The curve $y = (x + 1)^{2}(2 - x)$ is a polynomial function that typically has a parabolic shape. It is shaped like $\sqrt{}$ and will intersect the x-axis where the expression equals zero. At the axis intercepts:

• The x-intercepts occur when $y = 0$, thus:

  1. $x + 1 = 0 \Rightarrow x = -1$
  2. $2 - x = 0 \Rightarrow x = 2$

• The vertex of the parabola will be minimal at the point $(-1, 0)$ where it meets the x-axis. It will have a maximum turning point that needs to be calculated through derivative tests.

The y-axis intersection occurs at $(0, 2)$ when substituting $x = 0$ in the equation.

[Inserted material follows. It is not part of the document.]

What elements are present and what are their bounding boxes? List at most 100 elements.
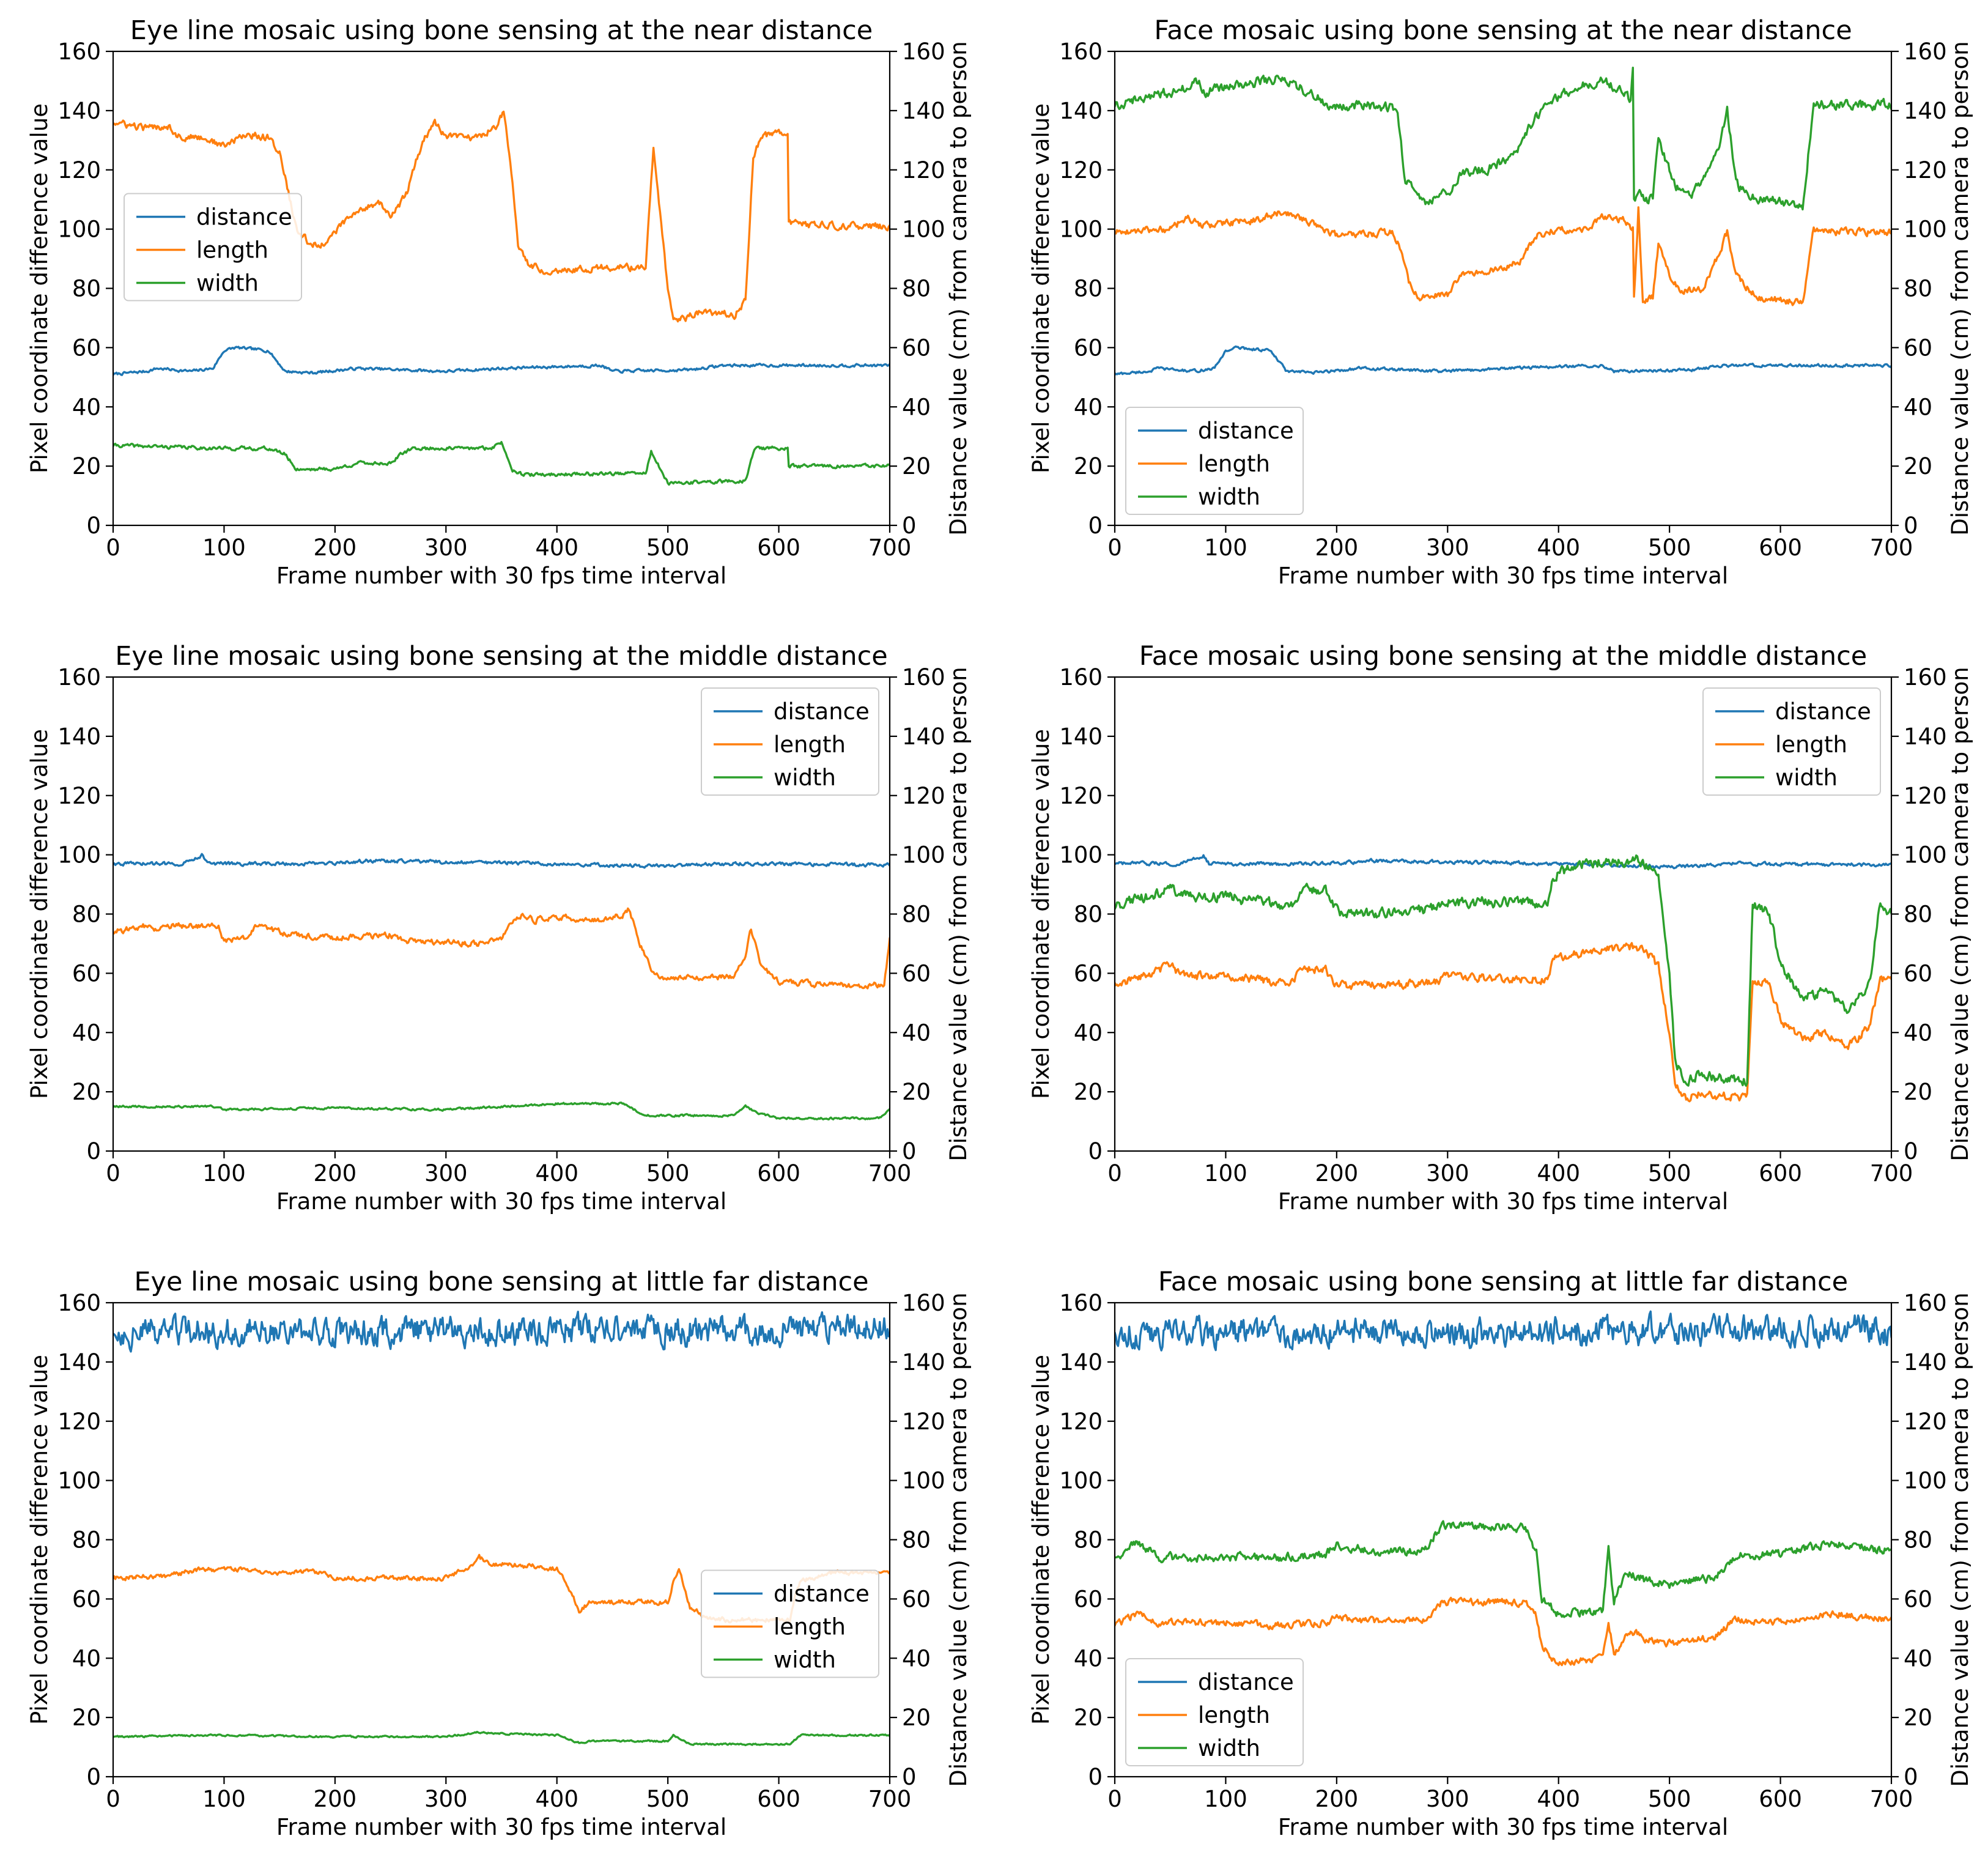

The curve represented by $y = \frac{2}{x}$ is a hyperbola. It will approach the axes but never touch them (asymptotes). It crosses the y-axis at $(0, 2)$ and will intersect the x-axis at infinity, having no real solution for $x = 0$. This curve exhibits typical hyperbola behavior, with branches in the first and third quadrants.

The number of intersections between the curve $(x + 1)^{2}(2 - x)$ and the hyperbola $y = \frac{2}{x}$, as indicated by the diagram from part (b), shows that there are 2 intersection points. These correspond directly to the two real solutions of the equation $(x + 1)^{2}(2 - x) = \frac{2}{x}$.